The second half of the book draws on techniques from cultural studies to show how different television genres are morphing into commercial forms.  As the author notes, this morphing is sometimes obvious, like when "Seinfeld" devotes a whole program to the celebration of Pez or Junior Mints.  However, there are also more subtle convergences between advertising and television programming; much of the discussion in these later chapters looks at the "therapeutic" approach taken by media content and how this approach mirrors advertising's basic selling tactics.  As Andersen argues, advertising is therapeutic in the sense that it decontextualizes social issues by focusing on how individuals may simplistically solve their problems through product consumption.  She scrutinizes television programming that reproduces this strategy by psychologizing social problems and deflecting attention away from structural causes.

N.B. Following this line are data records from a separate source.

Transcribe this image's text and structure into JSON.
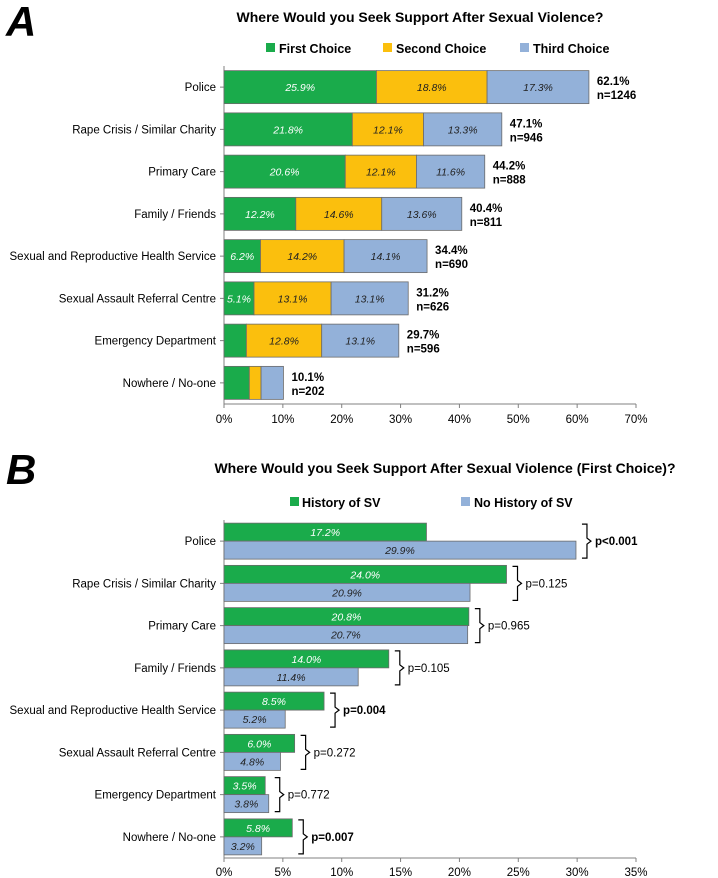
{
  "chart_data": [
    {
      "panel": "A",
      "type": "bar",
      "orientation": "horizontal",
      "stacked": true,
      "title": "Where Would you Seek Support After Sexual Violence?",
      "categories": [
        "Police",
        "Rape Crisis / Similar Charity",
        "Primary Care",
        "Family / Friends",
        "Sexual and Reproductive Health Service",
        "Sexual Assault Referral Centre",
        "Emergency Department",
        "Nowhere / No-one"
      ],
      "series": [
        {
          "name": "First Choice",
          "color": "#1aab4b",
          "values": [
            25.9,
            21.8,
            20.6,
            12.2,
            6.2,
            5.1,
            3.8,
            4.3
          ],
          "labels": [
            "25.9%",
            "21.8%",
            "20.6%",
            "12.2%",
            "6.2%",
            "5.1%",
            "",
            ""
          ],
          "label_color": "#ffffff"
        },
        {
          "name": "Second Choice",
          "color": "#fbbf0d",
          "values": [
            18.8,
            12.1,
            12.1,
            14.6,
            14.2,
            13.1,
            12.8,
            2.0
          ],
          "labels": [
            "18.8%",
            "12.1%",
            "12.1%",
            "14.6%",
            "14.2%",
            "13.1%",
            "12.8%",
            ""
          ],
          "label_color": "#222222"
        },
        {
          "name": "Third Choice",
          "color": "#93b1d9",
          "values": [
            17.3,
            13.3,
            11.6,
            13.6,
            14.1,
            13.1,
            13.1,
            3.8
          ],
          "labels": [
            "17.3%",
            "13.3%",
            "11.6%",
            "13.6%",
            "14.1%",
            "13.1%",
            "13.1%",
            ""
          ],
          "label_color": "#222222"
        }
      ],
      "totals": [
        62.1,
        47.1,
        44.2,
        40.4,
        34.4,
        31.2,
        29.7,
        10.1
      ],
      "total_labels": [
        "62.1%",
        "47.1%",
        "44.2%",
        "40.4%",
        "34.4%",
        "31.2%",
        "29.7%",
        "10.1%"
      ],
      "n_labels": [
        "n=1246",
        "n=946",
        "n=888",
        "n=811",
        "n=690",
        "n=626",
        "n=596",
        "n=202"
      ],
      "xlim": [
        0,
        70
      ],
      "xticks": [
        0,
        10,
        20,
        30,
        40,
        50,
        60,
        70
      ],
      "xtick_labels": [
        "0%",
        "10%",
        "20%",
        "30%",
        "40%",
        "50%",
        "60%",
        "70%"
      ],
      "legend": "top-center",
      "grid": false
    },
    {
      "panel": "B",
      "type": "bar",
      "orientation": "horizontal",
      "stacked": false,
      "title": "Where Would you Seek Support After Sexual Violence (First Choice)?",
      "categories": [
        "Police",
        "Rape Crisis / Similar Charity",
        "Primary Care",
        "Family / Friends",
        "Sexual and Reproductive Health Service",
        "Sexual Assault Referral Centre",
        "Emergency Department",
        "Nowhere / No-one"
      ],
      "series": [
        {
          "name": "History of SV",
          "color": "#1aab4b",
          "values": [
            17.2,
            24.0,
            20.8,
            14.0,
            8.5,
            6.0,
            3.5,
            5.8
          ],
          "labels": [
            "17.2%",
            "24.0%",
            "20.8%",
            "14.0%",
            "8.5%",
            "6.0%",
            "3.5%",
            "5.8%"
          ],
          "label_color": "#ffffff"
        },
        {
          "name": "No History of SV",
          "color": "#93b1d9",
          "values": [
            29.9,
            20.9,
            20.7,
            11.4,
            5.2,
            4.8,
            3.8,
            3.2
          ],
          "labels": [
            "29.9%",
            "20.9%",
            "20.7%",
            "11.4%",
            "5.2%",
            "4.8%",
            "3.8%",
            "3.2%"
          ],
          "label_color": "#222222"
        }
      ],
      "p_values": [
        "p<0.001",
        "p=0.125",
        "p=0.965",
        "p=0.105",
        "p=0.004",
        "p=0.272",
        "p=0.772",
        "p=0.007"
      ],
      "p_significant": [
        true,
        false,
        false,
        false,
        true,
        false,
        false,
        true
      ],
      "xlim": [
        0,
        35
      ],
      "xticks": [
        0,
        5,
        10,
        15,
        20,
        25,
        30,
        35
      ],
      "xtick_labels": [
        "0%",
        "5%",
        "10%",
        "15%",
        "20%",
        "25%",
        "30%",
        "35%"
      ],
      "legend": "top-center",
      "grid": false
    }
  ]
}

Thus the program "thirtysomething," critiqued in chapter 5, not only defined the main characters' social group by "lifestyle"-defining commodity icons, but also tended to present anxieties about social problems as personality flaws solved through talk (or in Michael and Hope's case, yuppie whining).  Such discourse, Andersen notes, reflects the background assumptions involved in "lifestyle marketing." Later chapters focus on the thematic convergence with advertising found in talk shows, mediated politics, coverage of the Persian Gulf War, and reality-based shows like "Cops."

      Andersen has produced a book that persuasively, and frighteningly, accents how truly intertwined broadcasting and advertising have become.  In its conclusion, she briefly discusses possible intervention strategies, such as politicizing consumption and reregulation.  But the author's attempt at an optimistic ending is only halfhearted.  This is understandable.  In an era of Disney/ ABC, tyrannical tobacco companies, movies set almost entirely at McDonald's, and our choice of 15 different versions of "Friends," it frequently appears that the only socially sanctioned option, to any problem, is to buy more Pepsi.

 

 

By Matthew P. McAllister. Dr. McAllister is the author of The Commercialization of American Culture: New Advertising, Control and Democracy, and teaches at Virginia Tech.

 

Film Quarterly Vol. 50, No.2 Winter 196-7. pp. 51-2.